Le ragioni del successo sono da ricercare in un insieme di fattori come l’alto livello qualitativo raggiunto dalle produzioni vitivinicole delle cantine italiane. Tra i tanti protagonisti, un ruolo di assoluta preminenza va riconosciuto ai produttori della Sicilia. Il Padiglione 2 anche quest’anno è stato uno dei più visitati: un’area di 8.000 mq che ha ospitato oltre 170 cantine provenienti dai diversi territori dell’isola, dal mare al Vulcano, a testimonianza dell’immensa varietà ampeleografica che la contraddistingue. Le migliori produzioni vinicole, un marchio forte all’estero che supera l’individualismo delle singole aziende, il motore dell’intera economia isolana, tutto questo e altro ancora è racchiuso nello slogan Born in Sicily, promosso dall’Istituto Regionale Vini e Oli di Sicilia di concerto con l’Assessorato alle Risorse Agricole e Alimentari.  “Il Vinitaly si conferma per la Sicilia un appuntamento straordinariamente importante, e non solo perché si tratta di una grande fiera  internazionale – afferma l’Assessore Dario Cartabellotta – ma per la capacità delle aziende di condividere una strategia ed un percorso che vale per tutta la Sicilia del vino di qualità. Noi dobbiamo facilitare questo movimento di aggregazione per far vincere l’idea del “Born in Sicily” come fattore propulsivo di successo sui mercati storici come su quelli emergenti. Questa unità ha dato buoni frutti: la DOC Sicilia e la crescita dell’export del vino siciliano”.

Le condizioni climatiche di questi giorni di fiera sono state caratterizzate da pioggia e basse temperature, ma una volta varcata la soglia del Padiglione Sicilia i visitatori hanno potuto abbandonare alle loro spalle il clima invernale e immergersi, per un momento, in tutta la solarità siciliana e vivere l’esperienza di un viaggio nell’isola attraverso i suoi territori, così diversi ma tutti legati da un comune denominatore: il vino di qualità “Born in Sicily”.
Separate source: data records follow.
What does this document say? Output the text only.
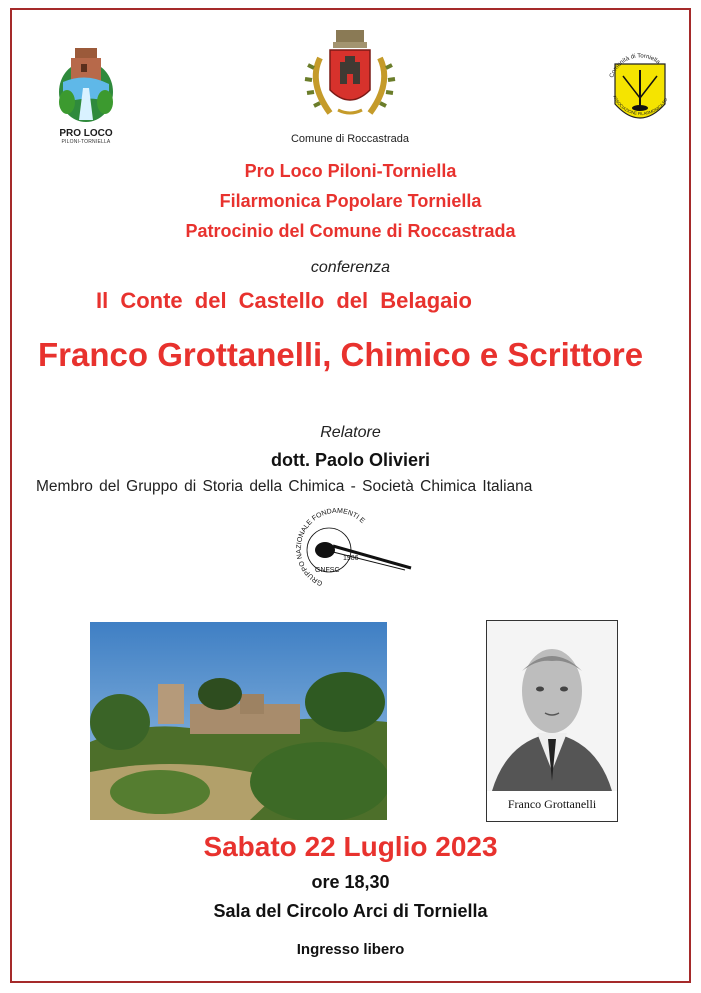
PRO LOCO
PILONI-TORNIELLA	Comune di Roccastrada
Comunità di Torniella
ASSOCIAZIONE FILARMONICA PO
Pro Loco Piloni-Torniella
Filarmonica Popolare Torniella
Patrocinio del Comune di Roccastrada
conferenza
Il Conte del Castello del Belagaio
Franco Grottanelli, Chimico e Scrittore
Relatore
dott. Paolo Olivieri
Membro del Gruppo di Storia della Chimica - Società Chimica Italiana
GRUPPO NAZIONALE FONDAMENTI E
1986
GNFSC
Franco Grottanelli
Sabato 22 Luglio 2023
ore 18,30
Sala del Circolo Arci di Torniella
Ingresso libero
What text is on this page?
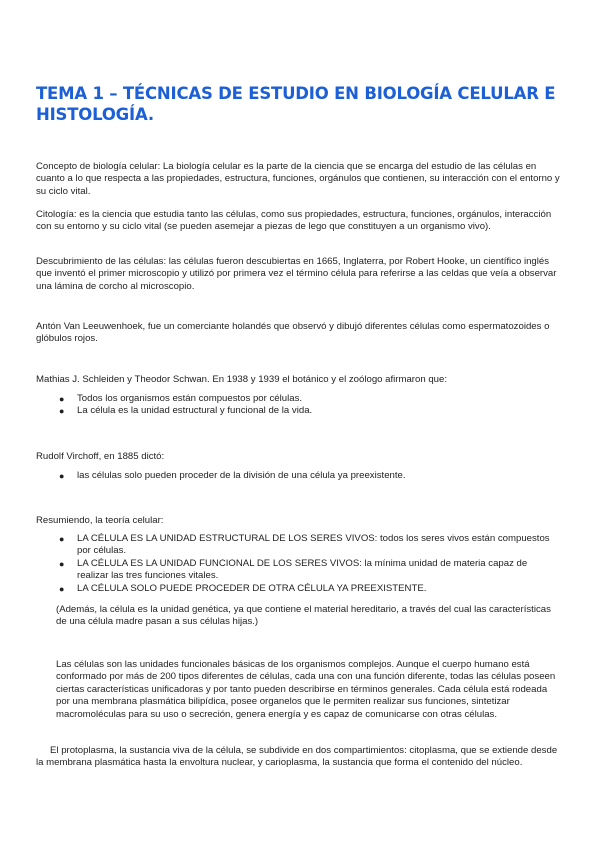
TEMA 1 – TÉCNICAS DE ESTUDIO EN BIOLOGÍA CELULAR E HISTOLOGÍA.

Concepto de biología celular: La biología celular es la parte de la ciencia que se encarga del estudio de las células en cuanto a lo que respecta a las propiedades, estructura, funciones, orgánulos que contienen, su interacción con el entorno y su ciclo vital.

Citología: es la ciencia que estudia tanto las células, como sus propiedades, estructura, funciones, orgánulos, interacción con su entorno y su ciclo vital (se pueden asemejar a piezas de lego que constituyen a un organismo vivo).

Descubrimiento de las células: las células fueron descubiertas en 1665, Inglaterra, por Robert Hooke, un científico inglés que inventó el primer microscopio y utilizó por primera vez el término célula para referirse a las celdas que veía a observar una lámina de corcho al microscopio.

Antón Van Leeuwenhoek, fue un comerciante holandés que observó y dibujó diferentes células como espermatozoides o glóbulos rojos.

Mathias J. Schleiden y Theodor Schwan. En 1938 y 1939 el botánico y el zoólogo afirmaron que:

● Todos los organismos están compuestos por células.
● La célula es la unidad estructural y funcional de la vida.

Rudolf Virchoff, en 1885 dictó:

● las células solo pueden proceder de la división de una célula ya preexistente.

Resumiendo, la teoría celular:

● LA CÉLULA ES LA UNIDAD ESTRUCTURAL DE LOS SERES VIVOS: todos los seres vivos están compuestos por células.
● LA CÉLULA ES LA UNIDAD FUNCIONAL DE LOS SERES VIVOS: la mínima unidad de materia capaz de realizar las tres funciones vitales.
● LA CÉLULA SOLO PUEDE PROCEDER DE OTRA CÉLULA YA PREEXISTENTE.

(Además, la célula es la unidad genética, ya que contiene el material hereditario, a través del cual las características de una célula madre pasan a sus células hijas.)

Las células son las unidades funcionales básicas de los organismos complejos. Aunque el cuerpo humano está conformado por más de 200 tipos diferentes de células, cada una con una función diferente, todas las células poseen ciertas características unificadoras y por tanto pueden describirse en términos generales. Cada célula está rodeada por una membrana plasmática bilipídica, posee organelos que le permiten realizar sus funciones, sintetizar macromoléculas para su uso o secreción, genera energía y es capaz de comunicarse con otras células.

El protoplasma, la sustancia viva de la célula, se subdivide en dos compartimientos: citoplasma, que se extiende desde la membrana plasmática hasta la envoltura nuclear, y carioplasma, la sustancia que forma el contenido del núcleo.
Gli stand hanno ospitato una platea di operatori di altissimo livello provenienti da oltre 20 paesi, con un aumento di buyer e stampa specializzata dei più importanti mercati dove storicamente il vino italiano è particolarmente apprezzato. Per i produttori siciliani si sono aperte anche nuove frontiere come la Cina: il paese asiatico ha di recente manifestato un interesse sempre più forte nei confronti del vino siciliano. Una delegazione della stampa cinese, guidata da Francesco Ye, Chief Representative di Enoteca Italiana a Shanghai, ha inoltre partecipato alla degustazione dei migliori vini siciliani in Sala Stampa, dove è stata organizzata, a cura dell’IRVOS e per tutti i giorni della Fiera, l’attività “Born in Sicily – La carta delle eccellenze siciliane”: oltre 100 etichette provenienti da ogni parte dell’isola proposte in degustazione ai giornalisti italiani ed esteri specializzati. Un’attività particolarmente apprezzata dagli operatori per la sua originalità, unica regione ad essersi attrezzata in tal senso. Non vanno poi dimenticate la Russia e alcune aree emergenti dell’est Europa, su queste piazze infatti molti produttori hanno deciso di puntare. Non a caso tra gli stand si aggirava con la sua troupe il rappresentante italiano di Expert Magazine, il principale settimanale economico e politico della CSI (Commonwealth of Independent States) con edizioni in Russia, Ucraina e Kazakistan.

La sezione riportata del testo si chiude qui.